Sunday, July 31, 2011

The thing about this thing is that...

See, Cheshire does something called the Wasting. At least, that's what he's done to Emma. Or...Kathleen. Whatever. The Wasting isn't really anything special in and of itself, or it wouldn't be, if it wasn't for the Hunger. The Wasting usually doesn't kill, unless its creator wills it to. The Wasting turns you into, yeah, basically a living corpse. Not quite a zombie, but you look like one. It starts with your hair. Then teeth. Your skin starts to sag and become gray and clammy, and in the final stage boils erupt on your body, which burn, hurt at touch, and are actually maggots. In your skin. Yeah, it's not fun. If you can still walk after that, it won't kill you. Otherwise, you're probably going to die, unless someone stops or removes the Wasting completely.

The Wasting is something the Hunger does. Or at least, that's what it did to me, and that's why I have to...become other people. It chases me around, and anyone I...become ends up the same way, unless I change again, and fast. That's why I don't like using living people. They don't deserve this shit. Well, maybe they do, but fuck if I know, and fuck more if I care.
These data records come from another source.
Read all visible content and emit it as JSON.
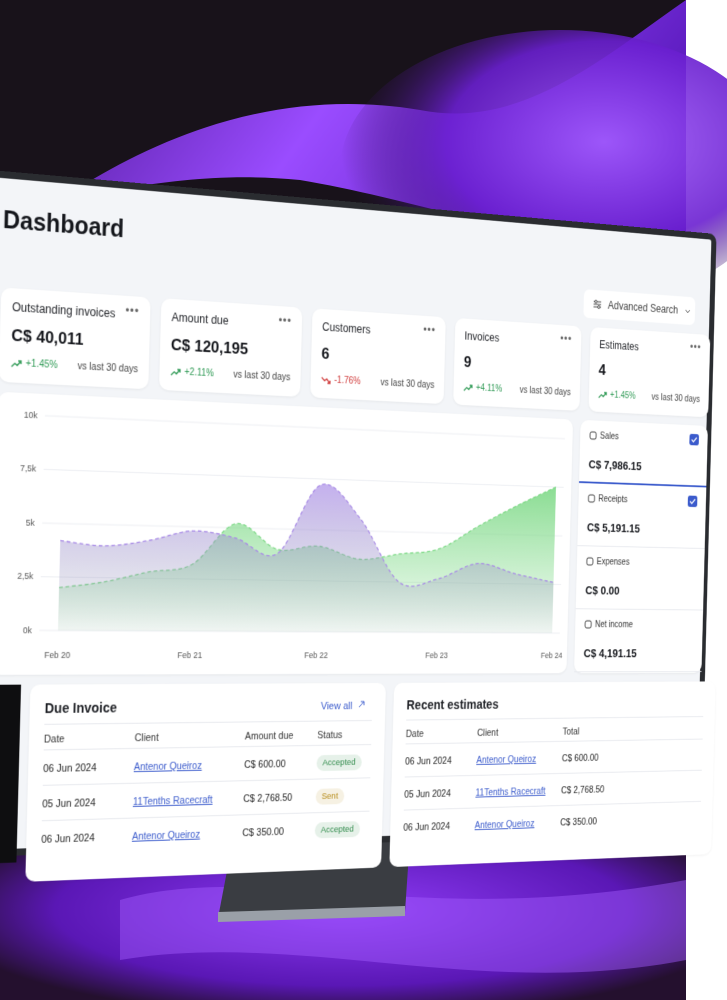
{
  "header": {
    "title": "Dashboard",
    "search": "Advanced Search"
  },
  "stats": [
    {
      "title": "Outstanding invoices",
      "value": "C$ 40,011",
      "change": "+1.45%",
      "trend": "up",
      "period": "vs last 30 days"
    },
    {
      "title": "Amount due",
      "value": "C$ 120,195",
      "change": "+2.11%",
      "trend": "up",
      "period": "vs last 30 days"
    },
    {
      "title": "Customers",
      "value": "6",
      "change": "-1.76%",
      "trend": "down",
      "period": "vs last 30 days"
    },
    {
      "title": "Invoices",
      "value": "9",
      "change": "+4.11%",
      "trend": "up",
      "period": "vs last 30 days"
    },
    {
      "title": "Estimates",
      "value": "4",
      "change": "+1.45%",
      "trend": "up",
      "period": "vs last 30 days"
    }
  ],
  "chart_data": {
    "type": "area",
    "categories": [
      "Feb 20",
      null,
      null,
      "Feb 21",
      null,
      null,
      "Feb 22",
      null,
      null,
      "Feb 23",
      null,
      null,
      "Feb 24"
    ],
    "series": [
      {
        "color": "#7ed987",
        "values": [
          2000,
          2300,
          2800,
          3200,
          5200,
          4000,
          4200,
          3600,
          3900,
          4200,
          5400,
          6500,
          7500
        ]
      },
      {
        "color": "#a88ae6",
        "values": [
          4200,
          4000,
          4300,
          4800,
          4500,
          3800,
          7200,
          5600,
          2500,
          2700,
          3500,
          3000,
          2600
        ]
      }
    ],
    "ylim": [
      0,
      10000
    ],
    "yticks": [
      {
        "value": 0,
        "label": "0k"
      },
      {
        "value": 2500,
        "label": "2,5k"
      },
      {
        "value": 5000,
        "label": "5k"
      },
      {
        "value": 7500,
        "label": "7,5k"
      },
      {
        "value": 10000,
        "label": "10k"
      }
    ],
    "grid": true
  },
  "summary": [
    {
      "label": "Sales",
      "value": "C$ 7,986.15",
      "checked": true
    },
    {
      "label": "Receipts",
      "value": "C$ 5,191.15",
      "checked": true
    },
    {
      "label": "Expenses",
      "value": "C$ 0.00",
      "checked": false
    },
    {
      "label": "Net income",
      "value": "C$ 4,191.15",
      "checked": false
    }
  ],
  "due_invoice": {
    "title": "Due Invoice",
    "link": "View all",
    "columns": [
      "Date",
      "Client",
      "Amount due",
      "Status"
    ],
    "rows": [
      {
        "date": "06 Jun 2024",
        "client": "Antenor Queiroz",
        "amount": "C$ 600.00",
        "status": "Accepted",
        "status_color": "#2f8a4a"
      },
      {
        "date": "05 Jun 2024",
        "client": "11Tenths Racecraft",
        "amount": "C$ 2,768.50",
        "status": "Sent",
        "status_color": "#b58a16"
      },
      {
        "date": "06 Jun 2024",
        "client": "Antenor Queiroz",
        "amount": "C$ 350.00",
        "status": "Accepted",
        "status_color": "#2f8a4a"
      }
    ]
  },
  "recent_estimates": {
    "title": "Recent estimates",
    "columns": [
      "Date",
      "Client",
      "Total"
    ],
    "rows": [
      {
        "date": "06 Jun 2024",
        "client": "Antenor Queiroz",
        "amount": "C$ 600.00"
      },
      {
        "date": "05 Jun 2024",
        "client": "11Tenths Racecraft",
        "amount": "C$ 2,768.50"
      },
      {
        "date": "06 Jun 2024",
        "client": "Antenor Queiroz",
        "amount": "C$ 350.00"
      }
    ]
  }
}
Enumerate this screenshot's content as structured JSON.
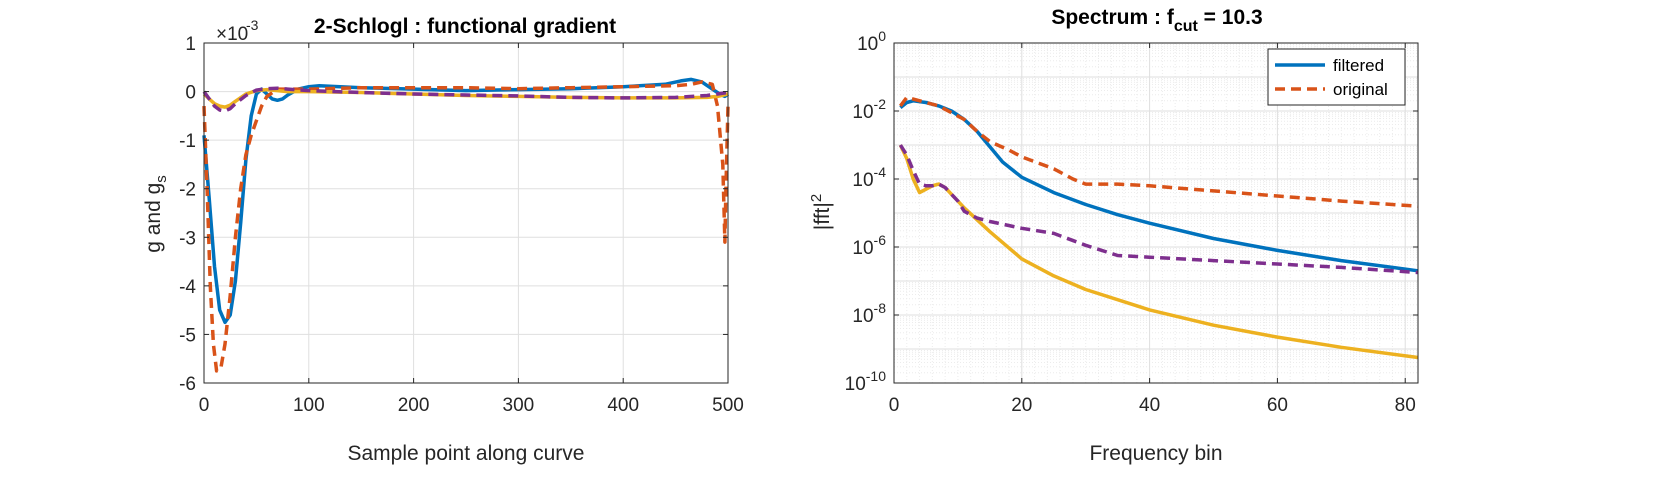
{
  "chart_data": [
    {
      "type": "line",
      "title": "2-Schlogl : functional gradient",
      "xlabel": "Sample point along curve",
      "ylabel": "g and g",
      "ylabel_subscript": "s",
      "exponent_label": "×10",
      "exponent_power": "-3",
      "xlim": [
        0,
        500
      ],
      "ylim": [
        -6,
        1
      ],
      "xticks": [
        0,
        100,
        200,
        300,
        400,
        500
      ],
      "yticks": [
        -6,
        -5,
        -4,
        -3,
        -2,
        -1,
        0,
        1
      ],
      "grid": true,
      "series": [
        {
          "color": "#0072BD",
          "dash": "solid",
          "x": [
            0,
            5,
            10,
            15,
            20,
            25,
            30,
            35,
            40,
            45,
            50,
            55,
            60,
            65,
            70,
            75,
            80,
            90,
            100,
            110,
            150,
            200,
            250,
            300,
            350,
            400,
            440,
            455,
            465,
            475,
            485,
            492,
            497,
            500
          ],
          "y": [
            -0.9,
            -2.2,
            -3.6,
            -4.5,
            -4.75,
            -4.6,
            -3.9,
            -2.7,
            -1.4,
            -0.5,
            -0.05,
            0.05,
            -0.05,
            -0.15,
            -0.18,
            -0.15,
            -0.07,
            0.05,
            0.1,
            0.12,
            0.08,
            0.05,
            0.02,
            0.04,
            0.06,
            0.1,
            0.15,
            0.22,
            0.25,
            0.2,
            0.05,
            -0.05,
            -0.1,
            -0.05
          ]
        },
        {
          "color": "#D95319",
          "dash": "dashed",
          "x": [
            0,
            3,
            6,
            9,
            12,
            16,
            20,
            25,
            30,
            35,
            40,
            45,
            50,
            55,
            60,
            70,
            80,
            100,
            150,
            200,
            250,
            300,
            350,
            400,
            450,
            465,
            475,
            485,
            490,
            495,
            497,
            498,
            500
          ],
          "y": [
            -0.3,
            -2.0,
            -4.0,
            -5.2,
            -5.75,
            -5.7,
            -5.2,
            -4.2,
            -3.0,
            -2.0,
            -1.3,
            -0.9,
            -0.6,
            -0.3,
            -0.1,
            0.05,
            0.05,
            0.05,
            0.08,
            0.08,
            0.08,
            0.06,
            0.08,
            0.1,
            0.12,
            0.15,
            0.2,
            0.15,
            -0.3,
            -1.5,
            -3.1,
            -2.0,
            -0.3
          ]
        },
        {
          "color": "#EDB120",
          "dash": "solid",
          "x": [
            0,
            5,
            10,
            15,
            20,
            25,
            30,
            40,
            50,
            60,
            70,
            80,
            100,
            150,
            200,
            250,
            300,
            350,
            400,
            450,
            480,
            490,
            500
          ],
          "y": [
            -0.05,
            -0.15,
            -0.25,
            -0.3,
            -0.32,
            -0.28,
            -0.2,
            -0.05,
            0.02,
            0.04,
            0.02,
            0.0,
            0.0,
            -0.02,
            -0.05,
            -0.08,
            -0.1,
            -0.12,
            -0.13,
            -0.13,
            -0.12,
            -0.1,
            -0.05
          ]
        },
        {
          "color": "#7E2F8E",
          "dash": "dashed",
          "x": [
            0,
            5,
            10,
            15,
            20,
            25,
            30,
            40,
            50,
            60,
            70,
            80,
            100,
            150,
            200,
            250,
            300,
            350,
            400,
            450,
            480,
            490,
            500
          ],
          "y": [
            0.0,
            -0.15,
            -0.3,
            -0.38,
            -0.4,
            -0.35,
            -0.25,
            -0.08,
            0.03,
            0.06,
            0.07,
            0.05,
            0.02,
            -0.02,
            -0.05,
            -0.07,
            -0.09,
            -0.12,
            -0.13,
            -0.12,
            -0.08,
            -0.05,
            -0.02
          ]
        }
      ]
    },
    {
      "type": "line",
      "title": "Spectrum : f",
      "title_subscript": "cut",
      "title_suffix": " = 10.3",
      "xlabel": "Frequency bin",
      "ylabel": "|fft|",
      "ylabel_superscript": "2",
      "log_y": true,
      "xlim": [
        0,
        82
      ],
      "ylim_exponent": [
        -10,
        0
      ],
      "xticks": [
        0,
        20,
        40,
        60,
        80
      ],
      "yticks_exponent": [
        -10,
        -8,
        -6,
        -4,
        -2,
        0
      ],
      "ytick_base": "10",
      "grid": true,
      "minor_grid": true,
      "legend": {
        "placement": "top-right",
        "entries": [
          {
            "label": "filtered",
            "color": "#0072BD",
            "dash": "solid"
          },
          {
            "label": "original",
            "color": "#D95319",
            "dash": "dashed"
          }
        ]
      },
      "series": [
        {
          "name": "filtered",
          "color": "#0072BD",
          "dash": "solid",
          "x": [
            1,
            2,
            3,
            5,
            7,
            9,
            11,
            13,
            15,
            17,
            20,
            25,
            30,
            35,
            40,
            50,
            60,
            70,
            82
          ],
          "log10y": [
            -1.9,
            -1.75,
            -1.7,
            -1.75,
            -1.85,
            -2.0,
            -2.25,
            -2.6,
            -3.05,
            -3.5,
            -3.95,
            -4.4,
            -4.75,
            -5.05,
            -5.3,
            -5.75,
            -6.1,
            -6.4,
            -6.7
          ]
        },
        {
          "name": "original",
          "color": "#D95319",
          "dash": "dashed",
          "x": [
            1,
            2,
            3,
            5,
            7,
            9,
            11,
            13,
            15,
            18,
            20,
            25,
            28,
            30,
            35,
            40,
            50,
            60,
            70,
            82
          ],
          "log10y": [
            -1.85,
            -1.6,
            -1.65,
            -1.75,
            -1.85,
            -2.05,
            -2.25,
            -2.6,
            -2.9,
            -3.15,
            -3.35,
            -3.7,
            -4.0,
            -4.15,
            -4.15,
            -4.2,
            -4.35,
            -4.5,
            -4.65,
            -4.8
          ]
        },
        {
          "color": "#EDB120",
          "dash": "solid",
          "x": [
            1,
            2,
            3,
            4,
            5,
            6,
            7,
            8,
            9,
            10,
            11,
            13,
            15,
            20,
            25,
            30,
            40,
            50,
            60,
            70,
            82
          ],
          "log10y": [
            -3.0,
            -3.4,
            -4.0,
            -4.4,
            -4.3,
            -4.2,
            -4.15,
            -4.25,
            -4.45,
            -4.65,
            -4.85,
            -5.2,
            -5.55,
            -6.35,
            -6.85,
            -7.25,
            -7.85,
            -8.3,
            -8.65,
            -8.95,
            -9.25
          ]
        },
        {
          "color": "#7E2F8E",
          "dash": "dashed",
          "x": [
            1,
            2,
            3,
            4,
            5,
            6,
            7,
            8,
            9,
            10,
            11,
            13,
            15,
            20,
            25,
            30,
            35,
            40,
            50,
            60,
            70,
            82
          ],
          "log10y": [
            -3.0,
            -3.3,
            -3.75,
            -4.15,
            -4.2,
            -4.2,
            -4.15,
            -4.25,
            -4.45,
            -4.65,
            -4.95,
            -5.15,
            -5.25,
            -5.45,
            -5.6,
            -5.95,
            -6.25,
            -6.3,
            -6.4,
            -6.5,
            -6.6,
            -6.75
          ]
        }
      ]
    }
  ]
}
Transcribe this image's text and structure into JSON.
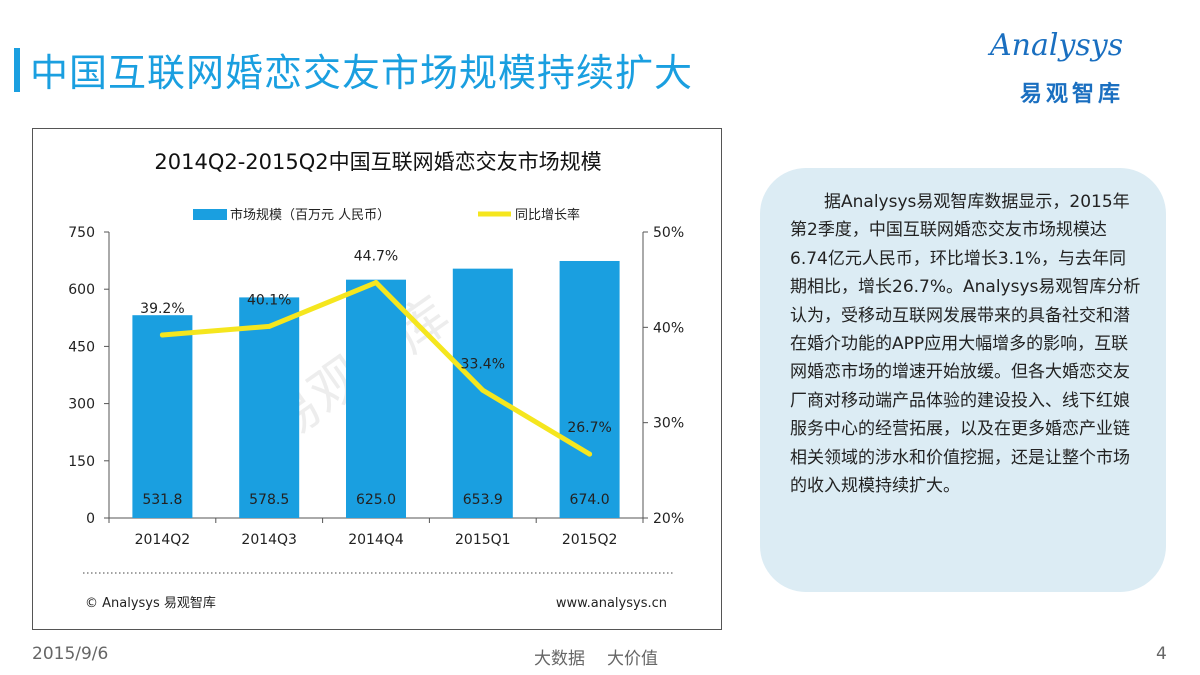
{
  "page": {
    "title": "中国互联网婚恋交友市场规模持续扩大"
  },
  "logo": {
    "brand": "Analysys",
    "brand_cn": "易观智库"
  },
  "chart_data": {
    "type": "bar",
    "title": "2014Q2-2015Q2中国互联网婚恋交友市场规模",
    "categories": [
      "2014Q2",
      "2014Q3",
      "2014Q4",
      "2015Q1",
      "2015Q2"
    ],
    "series": [
      {
        "name": "市场规模（百万元 人民币）",
        "type": "bar",
        "axis": "left",
        "color": "#1a9fe0",
        "values": [
          531.8,
          578.5,
          625.0,
          653.9,
          674.0
        ],
        "labels": [
          "531.8",
          "578.5",
          "625.0",
          "653.9",
          "674.0"
        ]
      },
      {
        "name": "同比增长率",
        "type": "line",
        "axis": "right",
        "color": "#f5e61e",
        "values": [
          39.2,
          40.1,
          44.7,
          33.4,
          26.7
        ],
        "labels": [
          "39.2%",
          "40.1%",
          "44.7%",
          "33.4%",
          "26.7%"
        ]
      }
    ],
    "y_left": {
      "min": 0,
      "max": 750,
      "ticks": [
        "0",
        "150",
        "300",
        "450",
        "600",
        "750"
      ]
    },
    "y_right": {
      "min": 20,
      "max": 50,
      "ticks": [
        "20%",
        "30%",
        "40%",
        "50%"
      ]
    },
    "legend_position": "top",
    "grid": false,
    "watermark": "易观智库",
    "source_left": "© Analysys 易观智库",
    "source_right": "www.analysys.cn"
  },
  "info_box": {
    "text": "据Analysys易观智库数据显示，2015年第2季度，中国互联网婚恋交友市场规模达6.74亿元人民币，环比增长3.1%，与去年同期相比，增长26.7%。Analysys易观智库分析认为，受移动互联网发展带来的具备社交和潜在婚介功能的APP应用大幅增多的影响，互联网婚恋市场的增速开始放缓。但各大婚恋交友厂商对移动端产品体验的建设投入、线下红娘服务中心的经营拓展，以及在更多婚恋产业链相关领域的涉水和价值挖掘，还是让整个市场的收入规模持续扩大。"
  },
  "footer": {
    "date": "2015/9/6",
    "slogan_a": "大数据",
    "slogan_b": "大价值",
    "page_number": "4"
  },
  "colors": {
    "accent": "#1a9fe0",
    "line": "#f5e61e",
    "box_bg": "#dcecf4"
  }
}
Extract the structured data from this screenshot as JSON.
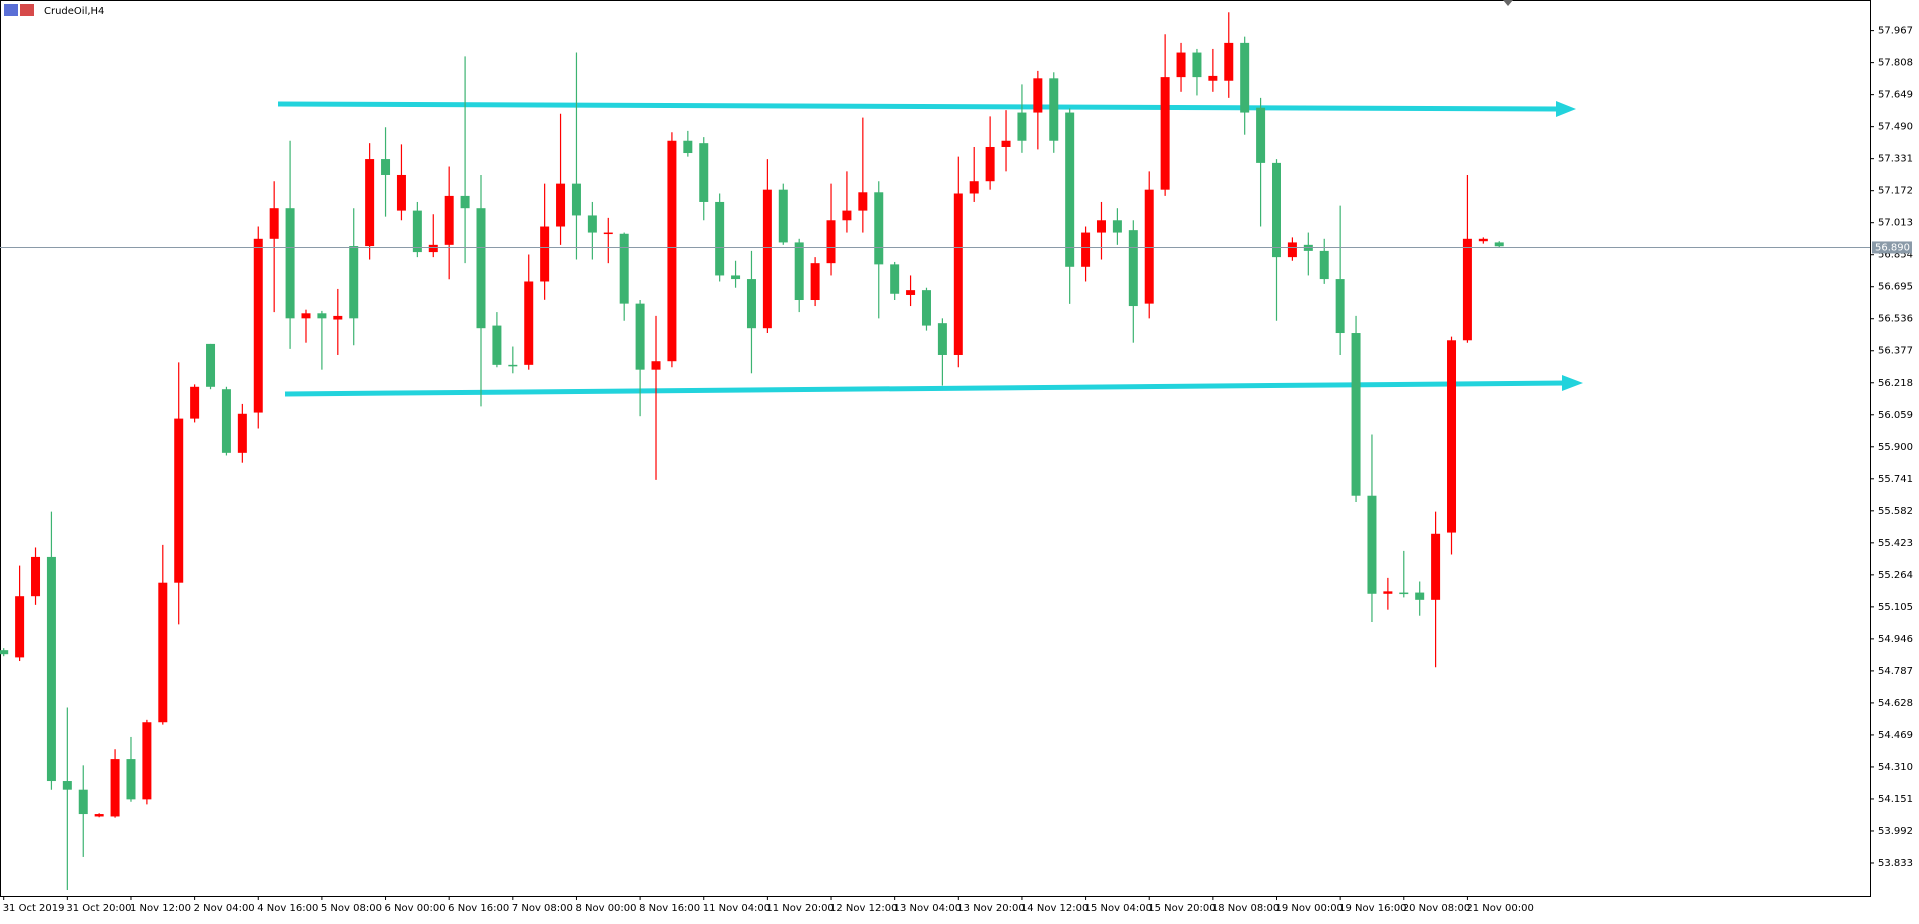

It's not hard to see if the Wasting is going to kill its victim or not, as long as the one looking isn't the victim. So I dunno about myself. But Emma's is going to kill her if something isn't done about it. Sort of a failsafe Cheshire snuck in there so she'd end up dying if he wasn't around to finish the job personally. But luckily, I can fix it. I can't remove it, so by the end of August she'll have progressed to the...final stage, and that won't be pretty, but she won't die from it afterwards. I can't...I can't guarantee she'll be in perfect condition, but the important thing is to stop it from killing her. The details are both uninteresting and not something I need to tell you; anyway, I don't want to jinx it. It's possible that Cheshire will show up and try to interrupt what I'm doing, but it won't take more than, what, five minutes? And Sir Thighpiece left a certain something that I can't talk about because I don't know anything about it except how to operate it with Emma when he left after rescuing her from Cheshire. As far as I can tell it's a smoke alarm, but he promises it's more than what it appears. All I have to do is bolt it up over the front doorway.

The eye is closed. Let's get down to business.

Saturday, July 16, 2011

Oh, God, not this again.

The one thing I think that hasn't changed in all my life is that I've been damn paranoid. Have I said that before? It's really fun being paranoid. You get to wear tinfoil hats and when you're - like me, that can get real interesting, real fast. But there's only so many freaks at this circus.

I'm not even bothered with looking for hoodies or threatening graffiti or masks or anything anymore. The dangerous ones are smart enough not to do anything of the sort. The dangerous ones are the ones I hate, because the dangerous ones are the ones that know just how to get you to relax your guard before they try to get at you.

They say it's a sin to kill a mockingbird, and we all know where sinners go when they die. I watched one of the little feathered guys bash its head into a glass sliding door over and over and over again. It wasn't just that it couldn't understand that there was a wall there. The thing was trying to commit suicide. You know, just like a depressed suicidal teenager. It wouldn't die, either. The bird damn near killed itself, sure, but it just fell to the ground, eventually, too beat up to remember how to fly. I nursed it back to health. OK, OK - I brought it to a vet and the vet nursed it back to health, but I paid for its care. Took a while, but it grew healthy enough to survive outside of the vet's office. I took it home, and I let it fly around, and then it got eaten by the neighbor's cat. The Hunger set in again that night, and I buried the cat in the neighbor's garden out back of the building.

Monday, July 4, 2011

Keeping it together. More or less.

It's helpful to have a totem. A lifeline. Inception got one thing right. When I'm sitting there battling the Hunger, shooting off nukes in my brain, that's when I can pull out my coin and I can get over it. On one side is a feather, and on the other is a cat's eye, or a dragon's eye, or a demon's eye. A demon's eye. Probably that. When that demon eye is closed I'm safe. When it opens, I'm fucked. That feather is all that keeps me sane. The coin is my token and the feather is my totem. My lifeline. My life.

And I want to get rid of the Hunger. Maybe it'll stop me from switching bodies. Maybe it'll kill me. Or maybe I'll have broken the contract and be signed away to ten thousand years of punishment - hello, Sisyphus! How are you, Tantalus? Lookin' good, Adolf. Brosama! What's up?

Or maybe it'll give me peace, and I can go about my life lives happily.

I'm always Killjay, true. But right now I'm also a poor sap named Gary.